Rapid Reaction: Knicks 99, Clippers 93
April, 25, 2012
By Jared Zwerling | ESPNNewYork.com
Recap | Box score | Photos
WHAT IT MEANS: The Knicks won their final home game of the season Wednesday night and remained in contention for the seventh seed in the East.
But the Magic's win over the Bobcats means the Knicks can finish no higher than seventh, setting up a first-round matchup against either the top-seeded Bulls or the Heat.
DIFFERENCE-MAKER: The Knicks' bench. It started with J.R. Smith at the end of the first quarter when he scored five points, putting the team up 24-19 to end the period. Then, at the start of the second quarter, Steve Novak hit two 3-pointers within a minute. And after Landry Fields pitched in with six points, the Knicks had built a double-digit lead midway through the second quarter.
In the second half, especially the fourth quarter, Smith's playmaking as the point guard and Novak's baseline 3-point shooting helped put away the Clippers. Overall, the Knicks had 43 bench points (Smith had 21), while the Clippers had only 20.
THE GOOD: 1. First-half interior defense. The Clippers scored only four points in the paint in the first quarter (by comparison, the Knicks had 10). While power forward Blake Griffin had six points at halftime, his effective frontcourt sidekick, DeAndre Jordan, had zero. And the best part? No dunks by either of them.
2. Tyson Chandler's big third quarter. The Knicks' center hardly touched the ball in the first half, scoring just three points. But the Knicks worked the ball better inside, getting Chandler calls and trips to the foul line. He had seven points in the third, keeping the Clippers out of reach at the quarter buzzer, 74-66.

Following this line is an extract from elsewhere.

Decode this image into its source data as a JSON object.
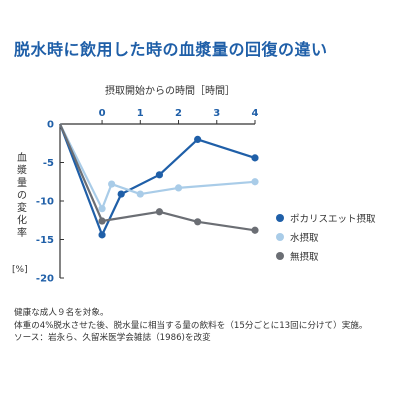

3. Baron Davis' quickness. He seems to be regaining some explosiveness day by day. Tonight, he had an extra spark driving to the basket and finished with 12 points in only 19 minutes. He just needs to build more of a consistent rhythm with Chandler and Amare Stoudemire in the pick-and-roll.
BOLD PLAY OF THE GAME: With 2:33 left in the second quarter, Davis initiated the 3-on-1 fast break with Carmelo Anthony and Iman Shumpert trailing, and after his pass to Melo for a layup bounced off of the rim, the rookie threw down a one-hand putback dunk.
THE BAD: 1. Stoudemire's defense. While it's not one of his strong suits, he has to buy into Mike Woodson's team approach a bit better. The Clippers scored on Stoudemire several times in the post. In addition, the team's perimeter rotations lacked energy. The Clippers shot 11-for-25 (44 percent) from downtown.
2. Anthony's overdone isolation play in the first quarter. The Knicks hardly ran the pick-and-roll with Stoudemire and Chandler. Instead they went through Melo -- a lot -- in the first period, during which he scored nine points (he had 17 for the game). As for Stoudemire and Chandler? They combined for just one point. The Knicks will need to get accustomed to better offensive balance to open the game.
3. Second-half interior defense. After the Knicks held Griffin to Jordan to zero dunks in the first half, Griffin had three and Jordan had one in the second half. Their overall inside play, especially Griffin's, leaked into the Knicks' lead toward the end of the fourth quarter and made the game a bit interesting.
WHAT'S NEXT: The final day of determining seeding. Even if the Knicks beat the Bobcats on Thursday (tip-off at 8 p.m. ET) and the Sixers also win against the Pistons, and end up with the same 36-30 record, the Knicks will secure the seventh seed and play the second-seeded Heat in the first round. That's because the Knicks own the tiebreaker based on head-to-head matchups during the regular season (2-1).
But if the Knicks lose and the Sixers win, the Knicks will fall to the eighth seed, which many believe would be a better situation for them because then they would avoid the offensive juggernaut Heat and face the Bulls with a gimpy Derrick Rose instead.